PARAMETER	DESCRIPTION
`intervals1`	1D intervals with columns `chrom`, `start`, `end`. TYPE: `DataFrame`
`expansion1`	Expansion breakpoints around centers of `intervals1`. Must contain at least two unique values. TYPE: `sequence of int`
`intervals2`	Second 1D interval source. If `None`, `intervals1` is reused. TYPE: `DataFrame` DEFAULT: `None`
`expansion2`	Expansion breakpoints for `intervals2`. If `None`, `expansion1` is reused. TYPE: `sequence of int` DEFAULT: `None`
`min_band_idx`	Lower bound for center-index delta filtering (`idx1 - idx2`). Can be used only when `intervals2` is `None`. TYPE: `int` DEFAULT: `None`
`max_band_idx`	Upper bound for center-index delta filtering. Can be used only when `intervals2` is `None`. TYPE: `int` DEFAULT: `None`

RETURNS	DESCRIPTION
`DataFrame`	2D intervals with columns: `chrom1`, `start1`, `end1`, `chrom2`, `start2`, `end2`.

RAISES	DESCRIPTION
`ValueError`	If inputs are invalid.

pymisha.giterator_intervals ¶

giterator_intervals(expr=None, intervals=None, iterator=None, interval_relative=False, partial_bins='clip')
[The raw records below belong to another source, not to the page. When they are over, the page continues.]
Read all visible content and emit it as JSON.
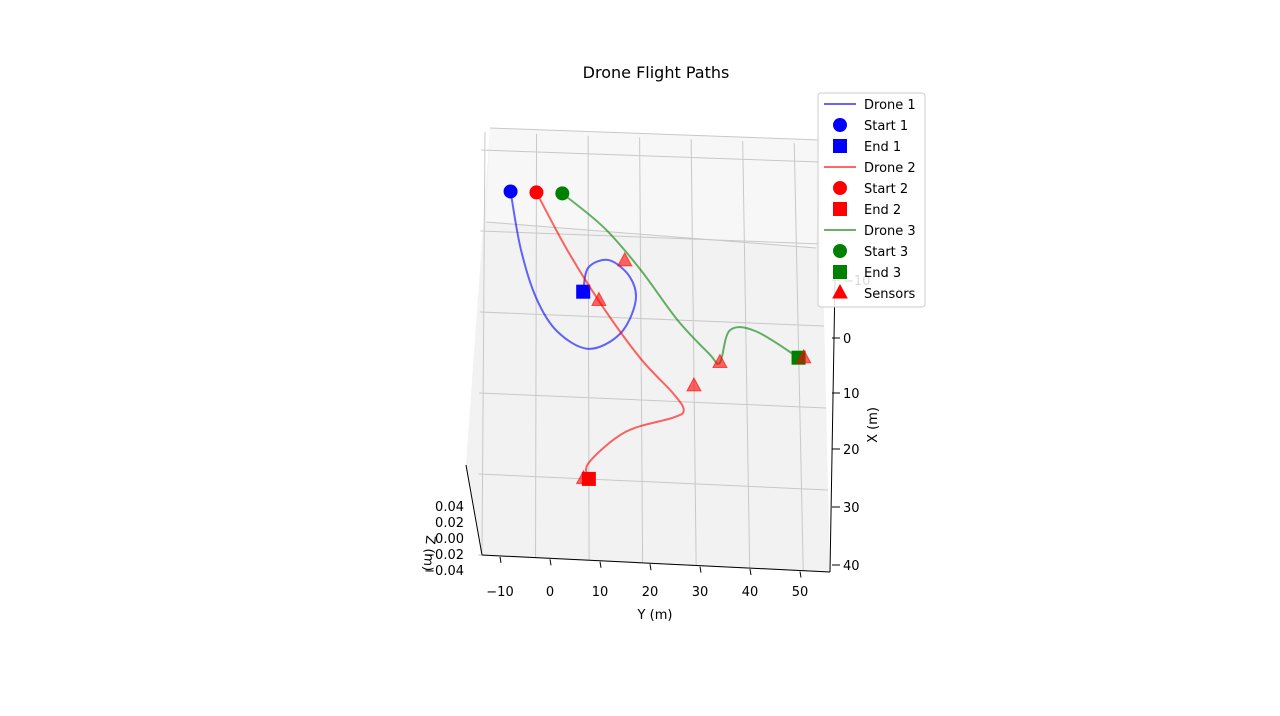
{
  "chart_data": {
    "type": "line",
    "projection": "3d",
    "title": "Drone Flight Paths",
    "xlabel": "X (m)",
    "ylabel": "Y (m)",
    "zlabel": "Z (m)",
    "xlim": [
      -10,
      40
    ],
    "ylim": [
      -10,
      55
    ],
    "zlim": [
      -0.05,
      0.05
    ],
    "x_ticks": [
      "−10",
      "0",
      "10",
      "20",
      "30",
      "40"
    ],
    "y_ticks": [
      "−10",
      "0",
      "10",
      "20",
      "30",
      "40",
      "50"
    ],
    "z_ticks": [
      "0.04",
      "0.02",
      "0.00",
      "−0.02",
      "−0.04"
    ],
    "grid": true,
    "legend_position": "top-right",
    "series": [
      {
        "name": "Drone 1",
        "color": "#0000ff",
        "x": [
          -5,
          2,
          8,
          12,
          14,
          12,
          8,
          5,
          3,
          4,
          7
        ],
        "y": [
          -5,
          -3,
          0,
          4,
          10,
          16,
          19,
          18,
          14,
          10,
          9
        ],
        "z": [
          0,
          0,
          0,
          0,
          0,
          0,
          0,
          0,
          0,
          0,
          0
        ]
      },
      {
        "name": "Start 1",
        "marker": "circle",
        "color": "#0000ff",
        "x": [
          -5
        ],
        "y": [
          -5
        ],
        "z": [
          0
        ]
      },
      {
        "name": "End 1",
        "marker": "square",
        "color": "#0000ff",
        "x": [
          7
        ],
        "y": [
          9
        ],
        "z": [
          0
        ]
      },
      {
        "name": "Drone 2",
        "color": "#ff0000",
        "x": [
          -5,
          2,
          9,
          15,
          19,
          21,
          22,
          24,
          28,
          30
        ],
        "y": [
          0,
          6,
          13,
          20,
          26,
          28,
          26,
          17,
          10,
          10
        ],
        "z": [
          0,
          0,
          0,
          0,
          0,
          0,
          0,
          0,
          0,
          0
        ]
      },
      {
        "name": "Start 2",
        "marker": "circle",
        "color": "#ff0000",
        "x": [
          -5
        ],
        "y": [
          0
        ],
        "z": [
          0
        ]
      },
      {
        "name": "End 2",
        "marker": "square",
        "color": "#ff0000",
        "x": [
          30
        ],
        "y": [
          10
        ],
        "z": [
          0
        ]
      },
      {
        "name": "Drone 3",
        "color": "#008000",
        "x": [
          -5,
          -1,
          4,
          10,
          14,
          15,
          11,
          11,
          14
        ],
        "y": [
          5,
          13,
          20,
          27,
          33,
          35,
          37,
          42,
          50
        ],
        "z": [
          0,
          0,
          0,
          0,
          0,
          0,
          0,
          0,
          0
        ]
      },
      {
        "name": "Start 3",
        "marker": "circle",
        "color": "#008000",
        "x": [
          -5
        ],
        "y": [
          5
        ],
        "z": [
          0
        ]
      },
      {
        "name": "End 3",
        "marker": "square",
        "color": "#008000",
        "x": [
          14
        ],
        "y": [
          50
        ],
        "z": [
          0
        ]
      },
      {
        "name": "Sensors",
        "marker": "triangle",
        "color": "#ff0000",
        "x": [
          3,
          8,
          18,
          15,
          30,
          14
        ],
        "y": [
          17,
          12,
          30,
          35,
          9,
          51
        ],
        "z": [
          0,
          0,
          0,
          0,
          0,
          0
        ]
      }
    ],
    "legend": [
      "Drone 1",
      "Start 1",
      "End 1",
      "Drone 2",
      "Start 2",
      "End 2",
      "Drone 3",
      "Start 3",
      "End 3",
      "Sensors"
    ]
  }
}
Return the iterator intervals grid without evaluating track expressions.

This is useful for inspecting the bin boundaries that would be produced by a given iterator/interval combination before running a full extraction.

PARAMETER	DESCRIPTION
`expr`	Track expression (used to determine the implicit iterator when iterator is `None`). Pass `None` when an explicit numeric iterator is supplied. TYPE: `str` DEFAULT: `None`
`intervals`	Genomic scope. Defaults to :func:`gintervals_all` (whole genome). TYPE: `DataFrame` DEFAULT: `None`
`iterator`	Numeric bin size or track name that defines the iterator. TYPE: `int or str` DEFAULT: `None`
`interval_relative`	When `True`, bins are aligned to each input interval's start rather than to chromosome position 0. Requires a numeric iterator. TYPE: `bool` DEFAULT: `False`
`partial_bins`	How to handle bins that do not fit entirely within an interval. `"clip"` — truncate the last bin at the interval boundary (default, current behavior). `"drop"` — discard bins whose size is smaller than the full bin size. `"exact"` — same as `"drop"`. TYPE: `str` DEFAULT: ``"clip"``

RETURNS	DESCRIPTION
`DataFrame`	DataFrame with columns `chrom`, `start`, `end`, `intervalID`.

RAISES	DESCRIPTION
`ValueError`	If neither expr nor iterator is provided.

Examples:

>>> import pymisha as pm
>>> _ = pm.gdb_init_examples()
>>> pm.giterator_intervals(intervals=pm.gintervals("1", 0, 200), iterator=50)
>>> pm.giterator_intervals("dense_track", pm.gintervals("1", 0, 1000))

See Also

gintervals_mapply : Apply a function to track values per interval.